Читатель этой книги не обязательно уверует и даже вряд ли уверует сразу. Но он по крайней мере обретет иммунитет против страшных, опасных, античеловеческих искажений христианства; против государственных религий; против извращающих толкований. Он воспримет Евангелие как величайшую в мире литературу, как пространство странного, непостижимого, загадочного. Он научится работать с текстом Евангелия и поймет его исторический контекст – так, чтобы этот контекст не заслонил ему текста, как случается иногда в исторических штудиях о Христе. Говоря “работать с текстом Евангелия”, я имею в виду оба смысла – понимать и действовать. Мережковский подвел читателя к Евангелию ближе, чем любой из своих современников; ввел его в то состояние, в котором истина Христа начинает пониматься, во всяком случае проступает под слоями бесчисленных толкований и извращений. И уж точно он понял Христа лучше, чем Толстой, лучше, чем Достоевский, герои его блестящего сравнительного анализа.
Он именно
Неважно, что говорил Мережковский о Ленине, Гитлере или Муссолини. Не так важно даже то, что говорил он о Достоевском и Толстом. Важно то, что он говорил о Христе.

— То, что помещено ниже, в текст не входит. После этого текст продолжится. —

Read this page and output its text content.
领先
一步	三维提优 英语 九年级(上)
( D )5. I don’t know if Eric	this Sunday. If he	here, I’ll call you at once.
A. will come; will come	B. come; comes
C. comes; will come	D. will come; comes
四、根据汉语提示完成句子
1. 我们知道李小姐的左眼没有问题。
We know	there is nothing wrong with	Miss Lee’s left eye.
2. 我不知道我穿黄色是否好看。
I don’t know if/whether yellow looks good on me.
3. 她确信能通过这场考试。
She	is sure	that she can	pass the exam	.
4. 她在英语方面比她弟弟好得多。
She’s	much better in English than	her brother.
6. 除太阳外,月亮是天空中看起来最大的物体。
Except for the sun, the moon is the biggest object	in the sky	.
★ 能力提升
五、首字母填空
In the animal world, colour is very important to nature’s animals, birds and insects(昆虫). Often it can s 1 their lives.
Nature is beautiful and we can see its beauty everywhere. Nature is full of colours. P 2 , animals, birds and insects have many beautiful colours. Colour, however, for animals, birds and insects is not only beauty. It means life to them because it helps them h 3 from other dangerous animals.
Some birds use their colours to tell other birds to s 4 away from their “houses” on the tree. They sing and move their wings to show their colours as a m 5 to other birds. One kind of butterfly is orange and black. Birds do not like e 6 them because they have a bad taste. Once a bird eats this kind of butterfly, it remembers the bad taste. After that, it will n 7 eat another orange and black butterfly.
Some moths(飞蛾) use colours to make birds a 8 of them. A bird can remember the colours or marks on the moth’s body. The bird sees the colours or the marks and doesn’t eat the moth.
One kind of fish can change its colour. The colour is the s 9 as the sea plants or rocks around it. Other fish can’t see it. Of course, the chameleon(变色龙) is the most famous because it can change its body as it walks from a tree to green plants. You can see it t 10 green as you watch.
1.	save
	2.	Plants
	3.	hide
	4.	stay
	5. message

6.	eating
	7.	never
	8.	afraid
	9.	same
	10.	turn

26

И – о Пушкине, конечно. О солнечной аристократической традиции в противовес унылому разночинству. О преимуществе эстетики перед политикой, априорного знания – перед убеждениями, долга и чести – перед любыми конъюнктурными представлениями. Прочтите то, что он написал о Христе и Пушкине, впервые поняв, что Пушкин для России – христологическая фигура. Мысль Мережковского – школа свободы, праздник ясного и сильного разума. В нынешней нашей тьме этот светоч сияет куда ярче, чем сто лет назад. Неясно только: это мысли его приобрели дополнительную глубину, многократно подтвердившись, или русская тьма стала гуще.